On one hand, optimizing business processes is a vital part of modern day company success, and achieving the desired level of optimization requires ongoing data analysis. On the other hand, while optimization is certainly a critical part of what companies should seek to derive from analytics, so too is innovation. And more often than not, when companies over-analyze, they become obsessed with optimization at the expense of innovation.

When that happens, analytics becomes exclusively about finding ways to cut costs, when it should also be about finding ways to be cutting edge. It becomes exclusively about protecting today’s existing revenue stream, when it should also be about finding tomorrow’s new one.

In other words, focusing too much on optimization can have the unintended effect of making organizations afraid to take on any risk. When done properly, with equal focus on optimization and innovation, analytics should have the opposite effect. Good data analysis should be what gives company leaders the justification and confidence they need to be bold and take risks with an eye on the future.

The purpose of analytics isn’t -- and never will be -- for company bean counters to pull the plug on forward-looking innovations or company R&D because the latest data analysis shows it won’t immediately make money. Analytics is not about inundating the business with numbers, metrics and measurements for the purpose of killing every project or employee action that won’t immediately drive revenue.

Finding the Balance

So, how do you balance the ledger? How do you achieve desired levels of optimization without becoming so risk-averse that you lose your innovative edge? The answer is to create company processes and a company culture in which analysis is about innovation as much as it is optimization.

And while you’re creating those new processes and instilling that new culture, leave no room for interpretation. Create a clear separation between church and state, so to speak. Deliberately separate the teams that analyze data for the purpose of business optimization (the process guys) from the teams that analysis data for the purpose of innovating and uncovering new opportunities (the culture guys) not available to the business today.

A great rule of thumb is to organize your analytics efforts into three distinct categories. First, create a team focused on near-term business efficiencies. This team’s job is very simply to analyze data to find ways to optimize operational processes in the here and now. But -- and this is crucially important -- teams focused on optimization cannot and should not be given authority to pull the plug on projects implemented by teams focused on long-term innovation.

Next, create teams focused on intermediate-term innovation.
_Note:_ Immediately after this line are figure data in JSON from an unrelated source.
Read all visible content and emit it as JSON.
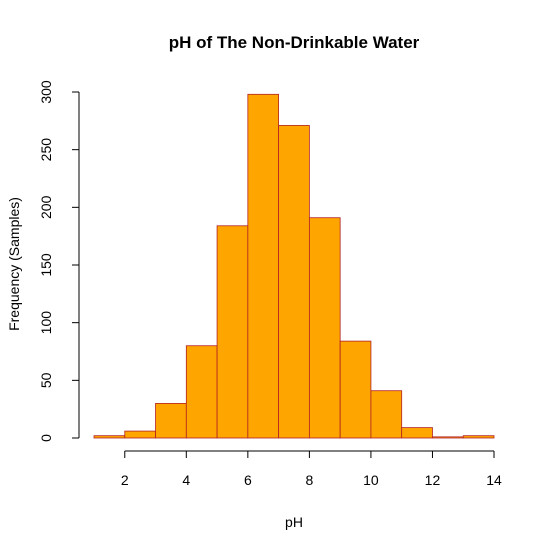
{
  "chart_data": {
    "type": "bar",
    "title": "pH of The Non-Drinkable Water",
    "xlabel": "pH",
    "ylabel": "Frequency (Samples)",
    "bin_edges": [
      1,
      2,
      3,
      4,
      5,
      6,
      7,
      8,
      9,
      10,
      11,
      12,
      13,
      14
    ],
    "values": [
      2,
      6,
      30,
      80,
      184,
      298,
      271,
      191,
      84,
      41,
      9,
      1,
      2
    ],
    "xlim": [
      1,
      14
    ],
    "ylim": [
      0,
      300
    ],
    "x_ticks": [
      2,
      4,
      6,
      8,
      10,
      12,
      14
    ],
    "y_ticks": [
      0,
      50,
      100,
      150,
      200,
      250,
      300
    ],
    "bar_fill": "#FFA500",
    "bar_border": "#B22222",
    "grid": false,
    "legend": "none"
  }
}
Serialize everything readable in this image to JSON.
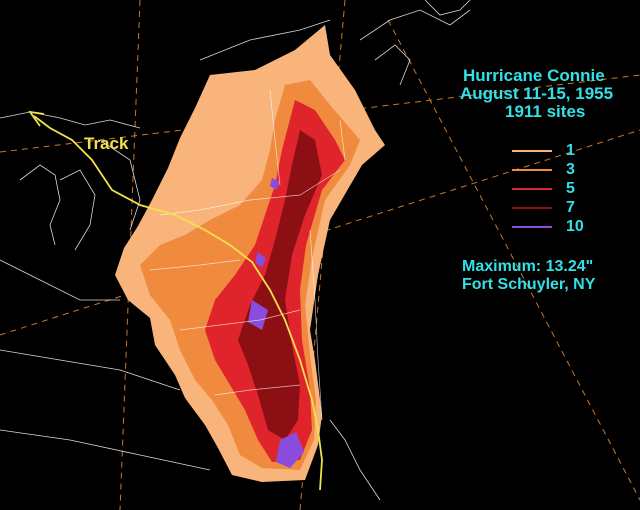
{
  "title": {
    "name": "Hurricane Connie",
    "dates": "August 11-15, 1955",
    "sites": "1911 sites"
  },
  "legend": [
    {
      "label": "1",
      "color": "#f8b47a"
    },
    {
      "label": "3",
      "color": "#f08a3e"
    },
    {
      "label": "5",
      "color": "#e0242c"
    },
    {
      "label": "7",
      "color": "#8c0f14"
    },
    {
      "label": "10",
      "color": "#8a4cdc"
    }
  ],
  "maximum": {
    "line1": "Maximum:  13.24\"",
    "line2": "Fort Schuyler, NY"
  },
  "track_label": "Track",
  "colors": {
    "background": "#000000",
    "text": "#33e0e6",
    "track": "#f2e24a",
    "boundaries": "#ffffff",
    "gridlines": "#c8782a"
  }
}
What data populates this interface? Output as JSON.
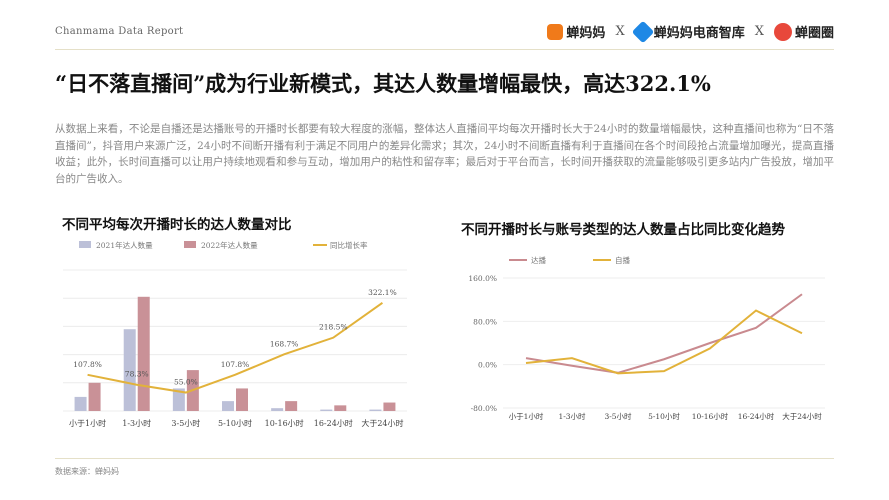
{
  "header": {
    "report_label": "Chanmama Data Report",
    "logos": [
      {
        "name": "蝉妈妈",
        "color": "#f07a1a"
      },
      {
        "name": "蝉妈妈电商智库",
        "color": "#1e88e5"
      },
      {
        "name": "蝉圈圈",
        "color": "#e8483b"
      }
    ],
    "separator": "X"
  },
  "headline": "“日不落直播间”成为行业新模式，其达人数量增幅最快，高达322.1%",
  "paragraph": "从数据上来看，不论是自播还是达播账号的开播时长都要有较大程度的涨幅，整体达人直播间平均每次开播时长大于24小时的数量增幅最快，这种直播间也称为“日不落直播间”，抖音用户来源广泛，24小时不间断开播有利于满足不同用户的差异化需求；其次，24小时不间断直播有利于直播间在各个时间段抢占流量增加曝光，提高直播收益；此外，长时间直播可以让用户持续地观看和参与互动，增加用户的粘性和留存率；最后对于平台而言，长时间开播获取的流量能够吸引更多站内广告投放，增加平台的广告收入。",
  "source": "数据来源：蝉妈妈",
  "chart_data": [
    {
      "type": "bar",
      "title": "不同平均每次开播时长的达人数量对比",
      "categories": [
        "小于1小时",
        "1-3小时",
        "3-5小时",
        "5-10小时",
        "10-16小时",
        "16-24小时",
        "大于24小时"
      ],
      "series": [
        {
          "name": "2021年达人数量",
          "kind": "bar",
          "color": "#bcc0d8",
          "values": [
            10,
            58,
            16,
            7,
            2,
            1,
            1
          ]
        },
        {
          "name": "2022年达人数量",
          "kind": "bar",
          "color": "#c99197",
          "values": [
            20,
            81,
            29,
            16,
            7,
            4,
            6
          ]
        },
        {
          "name": "同比增长率",
          "kind": "line",
          "color": "#e2b23a",
          "values": [
            107.8,
            78.3,
            55.0,
            107.8,
            168.7,
            218.5,
            322.1
          ]
        }
      ],
      "data_labels": [
        "107.8%",
        "78.3%",
        "55.0%",
        "107.8%",
        "168.7%",
        "218.5%",
        "322.1%"
      ],
      "grid": true,
      "legend": "top"
    },
    {
      "type": "line",
      "title": "不同开播时长与账号类型的达人数量占比同比变化趋势",
      "categories": [
        "小于1小时",
        "1-3小时",
        "3-5小时",
        "5-10小时",
        "10-16小时",
        "16-24小时",
        "大于24小时"
      ],
      "series": [
        {
          "name": "达播",
          "color": "#c98a8f",
          "values": [
            12,
            -2,
            -15,
            10,
            40,
            68,
            130
          ]
        },
        {
          "name": "自播",
          "color": "#e2b23a",
          "values": [
            3,
            12,
            -16,
            -12,
            30,
            100,
            58
          ]
        }
      ],
      "y_ticks": [
        "-80.0%",
        "0.0%",
        "80.0%",
        "160.0%"
      ],
      "ylim": [
        -80,
        160
      ],
      "grid": true,
      "legend": "top-left"
    }
  ]
}
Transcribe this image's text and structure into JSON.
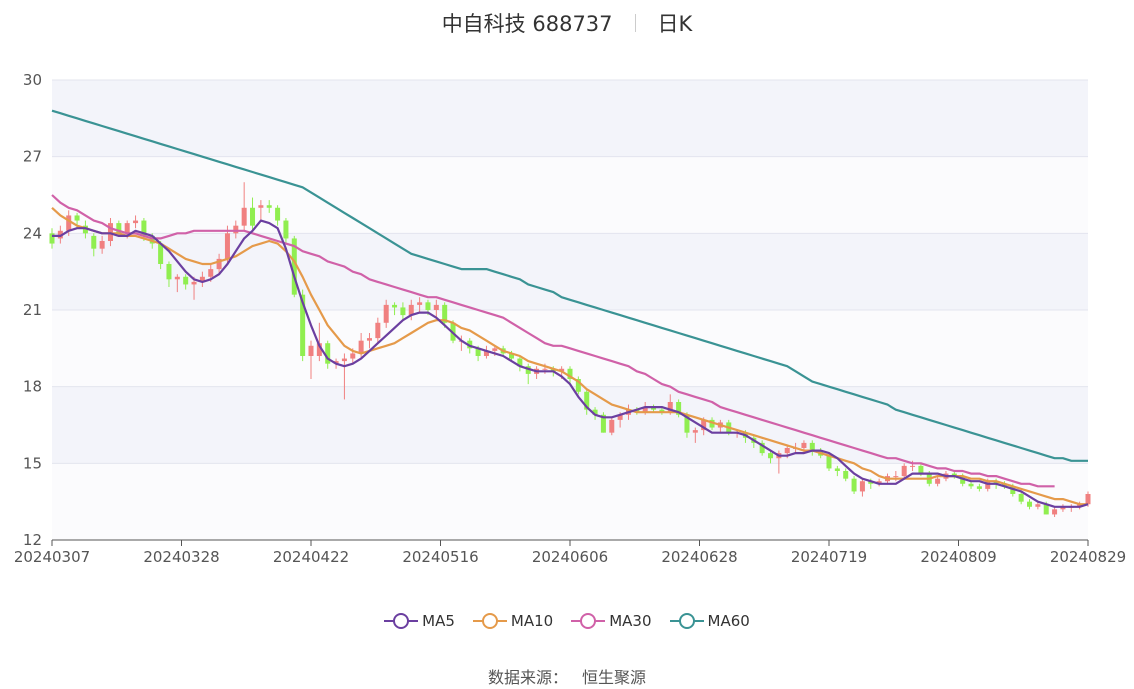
{
  "title": {
    "name": "中自科技 688737",
    "period": "日K"
  },
  "source": {
    "label": "数据来源：",
    "value": "恒生聚源"
  },
  "colors": {
    "up": "#f08080",
    "down": "#90ee50",
    "ma5": "#6b3fa0",
    "ma10": "#e59a4a",
    "ma30": "#d061a8",
    "ma60": "#3a9394"
  },
  "chart_data": {
    "type": "candlestick",
    "ylim": [
      12,
      30
    ],
    "y_ticks": [
      12,
      15,
      18,
      21,
      24,
      27,
      30
    ],
    "x_ticks": [
      "20240307",
      "20240328",
      "20240422",
      "20240516",
      "20240606",
      "20240628",
      "20240719",
      "20240809",
      "20240829"
    ],
    "candles": {
      "open": [
        24.0,
        23.8,
        24.1,
        24.7,
        24.3,
        23.9,
        23.4,
        23.7,
        24.4,
        24.0,
        24.4,
        24.5,
        23.9,
        23.6,
        22.8,
        22.2,
        22.3,
        22.0,
        22.1,
        22.3,
        22.6,
        23.0,
        24.0,
        24.3,
        25.0,
        25.0,
        25.1,
        25.0,
        24.5,
        23.8,
        21.6,
        19.2,
        19.2,
        19.7,
        18.9,
        19.0,
        19.1,
        19.3,
        19.8,
        19.9,
        20.5,
        21.2,
        21.1,
        20.8,
        21.2,
        21.3,
        21.0,
        21.2,
        20.5,
        19.8,
        19.8,
        19.5,
        19.2,
        19.4,
        19.5,
        19.3,
        19.1,
        18.8,
        18.5,
        18.7,
        18.7,
        18.6,
        18.7,
        18.3,
        17.8,
        17.1,
        16.9,
        16.2,
        16.7,
        16.9,
        17.1,
        17.0,
        17.2,
        17.1,
        17.0,
        17.4,
        16.9,
        16.2,
        16.3,
        16.7,
        16.4,
        16.6,
        16.2,
        16.2,
        16.0,
        15.8,
        15.4,
        15.2,
        15.4,
        15.6,
        15.6,
        15.8,
        15.5,
        15.3,
        14.8,
        14.7,
        14.4,
        13.9,
        14.3,
        14.2,
        14.3,
        14.5,
        14.5,
        14.9,
        14.9,
        14.6,
        14.2,
        14.4,
        14.6,
        14.5,
        14.2,
        14.1,
        14.0,
        14.3,
        14.2,
        14.1,
        13.8,
        13.5,
        13.3,
        13.4,
        13.0,
        13.2,
        13.3,
        13.3,
        13.4
      ],
      "close": [
        23.6,
        24.1,
        24.7,
        24.5,
        24.0,
        23.4,
        23.7,
        24.4,
        24.0,
        24.4,
        24.5,
        23.9,
        23.6,
        22.8,
        22.2,
        22.3,
        22.0,
        22.1,
        22.3,
        22.6,
        23.0,
        24.0,
        24.3,
        25.0,
        24.3,
        25.1,
        25.0,
        24.5,
        23.8,
        21.6,
        19.2,
        19.6,
        19.7,
        18.9,
        19.0,
        19.1,
        19.3,
        19.8,
        19.9,
        20.5,
        21.2,
        21.1,
        20.8,
        21.2,
        21.3,
        21.0,
        21.2,
        20.5,
        19.8,
        19.8,
        19.5,
        19.2,
        19.4,
        19.5,
        19.3,
        19.1,
        18.8,
        18.5,
        18.7,
        18.7,
        18.6,
        18.7,
        18.3,
        17.8,
        17.1,
        16.9,
        16.2,
        16.7,
        16.9,
        17.1,
        17.0,
        17.2,
        17.1,
        17.0,
        17.4,
        16.9,
        16.2,
        16.3,
        16.7,
        16.4,
        16.6,
        16.2,
        16.2,
        16.0,
        15.8,
        15.4,
        15.2,
        15.4,
        15.6,
        15.6,
        15.8,
        15.5,
        15.3,
        14.8,
        14.7,
        14.4,
        13.9,
        14.3,
        14.2,
        14.3,
        14.5,
        14.5,
        14.9,
        14.9,
        14.6,
        14.2,
        14.4,
        14.6,
        14.5,
        14.2,
        14.1,
        14.0,
        14.3,
        14.2,
        14.1,
        13.8,
        13.5,
        13.3,
        13.4,
        13.0,
        13.2,
        13.3,
        13.3,
        13.4,
        13.8
      ],
      "high": [
        24.2,
        24.3,
        24.9,
        24.8,
        24.5,
        24.0,
        23.9,
        24.6,
        24.5,
        24.5,
        24.7,
        24.6,
        24.0,
        23.7,
        22.9,
        22.4,
        22.4,
        22.3,
        22.5,
        22.8,
        23.2,
        24.3,
        24.5,
        26.0,
        25.4,
        25.3,
        25.3,
        25.1,
        24.6,
        23.9,
        21.8,
        19.8,
        20.5,
        19.8,
        19.1,
        19.3,
        19.5,
        20.1,
        20.1,
        20.7,
        21.4,
        21.3,
        21.3,
        21.4,
        21.5,
        21.4,
        21.4,
        21.3,
        20.6,
        20.0,
        19.9,
        19.6,
        19.6,
        19.6,
        19.6,
        19.4,
        19.2,
        18.9,
        18.8,
        18.9,
        18.8,
        18.8,
        18.8,
        18.4,
        17.9,
        17.2,
        17.0,
        16.8,
        17.0,
        17.3,
        17.2,
        17.4,
        17.3,
        17.2,
        17.7,
        17.5,
        17.0,
        16.4,
        16.8,
        16.8,
        16.7,
        16.7,
        16.3,
        16.3,
        16.1,
        15.9,
        15.5,
        15.5,
        15.7,
        15.8,
        15.9,
        15.9,
        15.6,
        15.4,
        14.9,
        14.8,
        14.5,
        14.4,
        14.4,
        14.4,
        14.6,
        14.7,
        15.0,
        15.1,
        15.0,
        14.7,
        14.5,
        14.7,
        14.7,
        14.6,
        14.3,
        14.2,
        14.4,
        14.4,
        14.3,
        14.2,
        13.9,
        13.6,
        13.5,
        13.5,
        13.3,
        13.4,
        13.4,
        13.5,
        13.9
      ],
      "low": [
        23.4,
        23.6,
        23.9,
        24.2,
        23.8,
        23.1,
        23.2,
        23.5,
        23.9,
        23.8,
        24.2,
        23.7,
        23.4,
        22.6,
        21.9,
        21.7,
        21.8,
        21.4,
        21.9,
        22.1,
        22.4,
        22.8,
        23.8,
        24.1,
        24.1,
        24.5,
        24.8,
        24.3,
        23.6,
        21.5,
        19.0,
        18.3,
        19.0,
        18.7,
        18.7,
        17.5,
        18.9,
        19.1,
        19.5,
        19.7,
        20.3,
        20.8,
        20.6,
        20.6,
        20.9,
        20.8,
        20.7,
        20.3,
        19.7,
        19.4,
        19.3,
        19.0,
        19.1,
        19.2,
        19.2,
        19.0,
        18.6,
        18.1,
        18.3,
        18.5,
        18.4,
        18.3,
        18.1,
        17.7,
        16.9,
        16.7,
        16.2,
        16.1,
        16.4,
        16.7,
        16.9,
        16.9,
        17.0,
        16.9,
        16.9,
        16.8,
        16.0,
        15.8,
        16.1,
        16.3,
        16.2,
        16.1,
        16.0,
        15.8,
        15.6,
        15.3,
        15.0,
        14.6,
        15.2,
        15.4,
        15.4,
        15.3,
        15.2,
        14.7,
        14.5,
        14.3,
        13.8,
        13.7,
        14.0,
        14.1,
        14.2,
        14.3,
        14.4,
        14.7,
        14.5,
        14.1,
        14.1,
        14.3,
        14.4,
        14.1,
        14.0,
        13.9,
        13.9,
        14.0,
        14.0,
        13.7,
        13.4,
        13.2,
        13.2,
        13.0,
        12.9,
        13.1,
        13.1,
        13.2,
        13.3
      ]
    },
    "ma": {
      "ma5": [
        23.9,
        23.9,
        24.1,
        24.2,
        24.2,
        24.1,
        24.0,
        24.0,
        23.9,
        23.9,
        24.1,
        24.0,
        23.9,
        23.6,
        23.3,
        22.9,
        22.5,
        22.2,
        22.1,
        22.2,
        22.4,
        22.8,
        23.3,
        23.8,
        24.1,
        24.5,
        24.4,
        24.2,
        23.4,
        22.3,
        21.3,
        20.4,
        19.6,
        19.1,
        18.9,
        18.8,
        18.9,
        19.1,
        19.4,
        19.7,
        20.0,
        20.3,
        20.6,
        20.8,
        20.9,
        20.9,
        20.7,
        20.4,
        20.1,
        19.8,
        19.6,
        19.5,
        19.4,
        19.3,
        19.2,
        19.0,
        18.8,
        18.7,
        18.6,
        18.6,
        18.6,
        18.4,
        18.1,
        17.6,
        17.2,
        16.9,
        16.8,
        16.8,
        16.9,
        17.0,
        17.1,
        17.2,
        17.2,
        17.2,
        17.1,
        17.0,
        16.8,
        16.6,
        16.4,
        16.2,
        16.2,
        16.2,
        16.2,
        16.1,
        15.9,
        15.7,
        15.5,
        15.3,
        15.3,
        15.4,
        15.4,
        15.5,
        15.5,
        15.4,
        15.2,
        14.9,
        14.6,
        14.4,
        14.3,
        14.2,
        14.2,
        14.2,
        14.4,
        14.6,
        14.6,
        14.6,
        14.6,
        14.5,
        14.5,
        14.4,
        14.3,
        14.3,
        14.2,
        14.2,
        14.1,
        14.0,
        13.9,
        13.7,
        13.5,
        13.4,
        13.3,
        13.3,
        13.3,
        13.3,
        13.4
      ],
      "ma10": [
        25.0,
        24.7,
        24.5,
        24.3,
        24.2,
        24.1,
        24.0,
        24.0,
        24.0,
        23.9,
        23.9,
        23.8,
        23.7,
        23.6,
        23.4,
        23.2,
        23.0,
        22.9,
        22.8,
        22.8,
        22.9,
        23.0,
        23.1,
        23.3,
        23.5,
        23.6,
        23.7,
        23.6,
        23.3,
        22.9,
        22.3,
        21.6,
        21.0,
        20.4,
        20.0,
        19.6,
        19.4,
        19.3,
        19.4,
        19.5,
        19.6,
        19.7,
        19.9,
        20.1,
        20.3,
        20.5,
        20.6,
        20.6,
        20.5,
        20.3,
        20.2,
        20.0,
        19.8,
        19.6,
        19.4,
        19.3,
        19.2,
        19.0,
        18.9,
        18.8,
        18.7,
        18.6,
        18.4,
        18.2,
        17.9,
        17.7,
        17.5,
        17.3,
        17.2,
        17.1,
        17.0,
        17.0,
        17.0,
        17.0,
        17.0,
        17.0,
        16.9,
        16.8,
        16.7,
        16.6,
        16.5,
        16.4,
        16.3,
        16.2,
        16.1,
        16.0,
        15.9,
        15.8,
        15.7,
        15.6,
        15.5,
        15.5,
        15.4,
        15.3,
        15.2,
        15.1,
        15.0,
        14.8,
        14.7,
        14.5,
        14.4,
        14.4,
        14.4,
        14.4,
        14.4,
        14.4,
        14.5,
        14.5,
        14.5,
        14.5,
        14.4,
        14.4,
        14.3,
        14.3,
        14.2,
        14.1,
        14.0,
        13.9,
        13.8,
        13.7,
        13.6,
        13.6,
        13.5,
        13.4,
        13.4
      ],
      "ma30": [
        25.5,
        25.2,
        25.0,
        24.9,
        24.7,
        24.5,
        24.4,
        24.2,
        24.1,
        24.0,
        24.0,
        23.9,
        23.8,
        23.8,
        23.9,
        24.0,
        24.0,
        24.1,
        24.1,
        24.1,
        24.1,
        24.1,
        24.1,
        24.1,
        24.0,
        23.9,
        23.8,
        23.7,
        23.6,
        23.5,
        23.3,
        23.2,
        23.1,
        22.9,
        22.8,
        22.7,
        22.5,
        22.4,
        22.2,
        22.1,
        22.0,
        21.9,
        21.8,
        21.7,
        21.6,
        21.5,
        21.5,
        21.4,
        21.3,
        21.2,
        21.1,
        21.0,
        20.9,
        20.8,
        20.7,
        20.5,
        20.3,
        20.1,
        19.9,
        19.7,
        19.6,
        19.6,
        19.5,
        19.4,
        19.3,
        19.2,
        19.1,
        19.0,
        18.9,
        18.8,
        18.6,
        18.5,
        18.3,
        18.1,
        18.0,
        17.8,
        17.7,
        17.6,
        17.5,
        17.4,
        17.2,
        17.1,
        17.0,
        16.9,
        16.8,
        16.7,
        16.6,
        16.5,
        16.4,
        16.3,
        16.2,
        16.1,
        16.0,
        15.9,
        15.8,
        15.7,
        15.6,
        15.5,
        15.4,
        15.3,
        15.2,
        15.2,
        15.1,
        15.0,
        15.0,
        14.9,
        14.8,
        14.8,
        14.7,
        14.7,
        14.6,
        14.6,
        14.5,
        14.5,
        14.4,
        14.3,
        14.2,
        14.2,
        14.1,
        14.1,
        14.1
      ],
      "ma60": [
        28.8,
        28.7,
        28.6,
        28.5,
        28.4,
        28.3,
        28.2,
        28.1,
        28.0,
        27.9,
        27.8,
        27.7,
        27.6,
        27.5,
        27.4,
        27.3,
        27.2,
        27.1,
        27.0,
        26.9,
        26.8,
        26.7,
        26.6,
        26.5,
        26.4,
        26.3,
        26.2,
        26.1,
        26.0,
        25.9,
        25.8,
        25.6,
        25.4,
        25.2,
        25.0,
        24.8,
        24.6,
        24.4,
        24.2,
        24.0,
        23.8,
        23.6,
        23.4,
        23.2,
        23.1,
        23.0,
        22.9,
        22.8,
        22.7,
        22.6,
        22.6,
        22.6,
        22.6,
        22.5,
        22.4,
        22.3,
        22.2,
        22.0,
        21.9,
        21.8,
        21.7,
        21.5,
        21.4,
        21.3,
        21.2,
        21.1,
        21.0,
        20.9,
        20.8,
        20.7,
        20.6,
        20.5,
        20.4,
        20.3,
        20.2,
        20.1,
        20.0,
        19.9,
        19.8,
        19.7,
        19.6,
        19.5,
        19.4,
        19.3,
        19.2,
        19.1,
        19.0,
        18.9,
        18.8,
        18.6,
        18.4,
        18.2,
        18.1,
        18.0,
        17.9,
        17.8,
        17.7,
        17.6,
        17.5,
        17.4,
        17.3,
        17.1,
        17.0,
        16.9,
        16.8,
        16.7,
        16.6,
        16.5,
        16.4,
        16.3,
        16.2,
        16.1,
        16.0,
        15.9,
        15.8,
        15.7,
        15.6,
        15.5,
        15.4,
        15.3,
        15.2,
        15.2,
        15.1,
        15.1,
        15.1
      ]
    },
    "legend": [
      "MA5",
      "MA10",
      "MA30",
      "MA60"
    ],
    "legend_placement": "bottom-center",
    "grid": true
  }
}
These folks are ideally tasked with analyzing data to identify emerging trends that don’t impact the business and its bottom line today, but are very likely to do so in the next 3-5 years. Think of these people as your thought-leaders who can focus on where the market is going in both the short and long term, helping the company mitigate risk while still pushing the envelope on behalf of customers.

Lastly, build teams that are empowered to use data in order to go forth and innovate, with no specific time horizon to focus on, and no concerns over the ROI their work will deliver that quarter, that year or perhaps even that decade. This is a team that should feel empowered to look 10 or 20 years out and predict the type of changes that lay ahead for the business and its industry at large.

Stop the Snowball Before it Starts

Here’s the good news: The use of analytics is still in its infant stages, and over-analysis is not yet an epidemic by any means. But as any parent of young children will tell you, bad habits are hard to break if you don’t address them early. And make no mistake, overanalysis at the expense of innovation is a snowball that rolls downhill quickly and can be hard stop once it gets going.

There’s nothing wrong with using data analysis as a means to protect short-term revenue, but keep two things in mind: 1. that it was almost always some form of innovation that made it possible for you to get that revenue in the first place and 2. that at its heart, analytics is about always empowering innovation.